After all, the Japanese have the innate and huge East Asian advantage of taking the very long view. As noted, the project is already looking 25 years ahead, working at the problems that are understood now.

There are also the side effects and new technologies thrown out into the market place much as NASA and America’s moon landing effort showered and in many ways seeded the technological progress seen and driving a growing world economy over the past 50 years.

The International Academy of Astronautics (IAA) recently published a huge study supporting space solar power. Much to Japan’s credit and the embarrassment of the other technology based economies, the study names JAXA as the most likely source of early space-based power projects.
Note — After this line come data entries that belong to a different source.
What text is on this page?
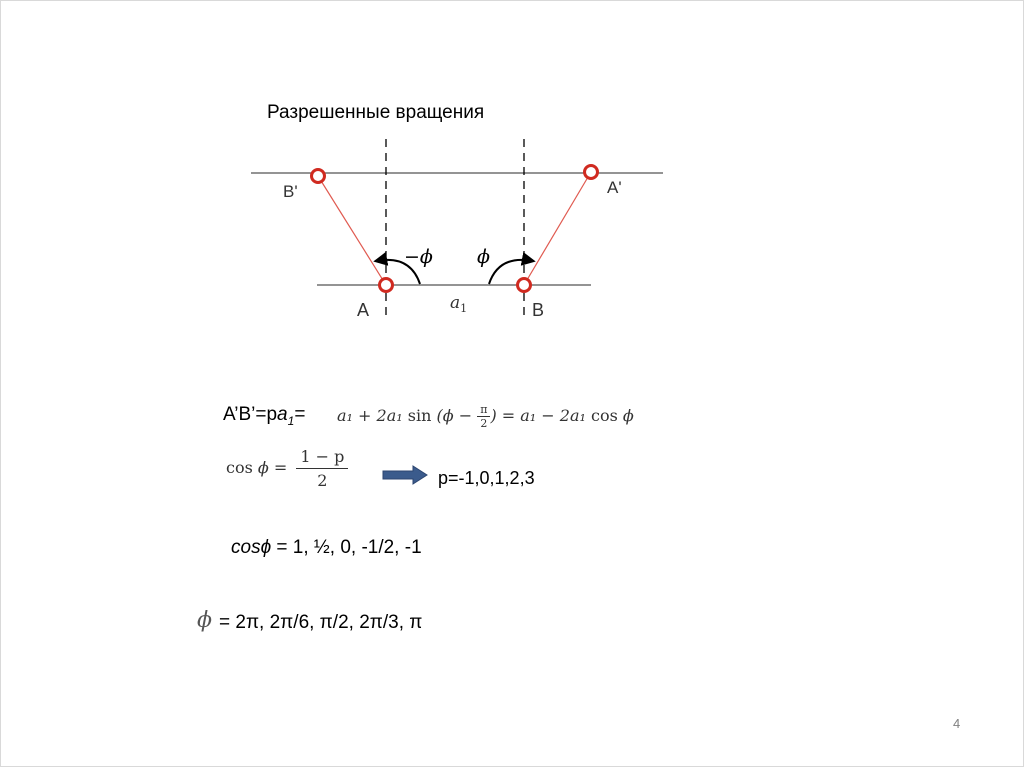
B'	A'
A	B
−ϕ ϕ
$a_1$
Разрешенные вращения
$A’B’=pa_1= a_1 + 2a_1$ $\sin (\phi - \frac{\pi}{2}$ ) = a₁ − 2a₁ cos ϕ
$\cos \phi = \frac{1 - p}{2}$	p=-1,0,1,2,3
cosϕ = 1, ½, 0, -1/2, -1
ϕ = 2π, 2π/6, π/2, 2π/3, π
4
A full length article by Susumi Sasaki is at this link on the spcetrum.ieee/org site with much more detail.

Go JAXA GO! And may the others around the world who are interested, get in there and compete!


Comments

1 Comment so far

  1. Jagdish on April 30, 2014 4:48 AM

    Basic research is nice but right now the Japanese should exploit their strengths for commercial power. The Japanese are good at ship building and reactor building. There are problems of earthquakes and tsunami at most sites.
    The should, therefore, build floating nuclear power plants on ships or submarines.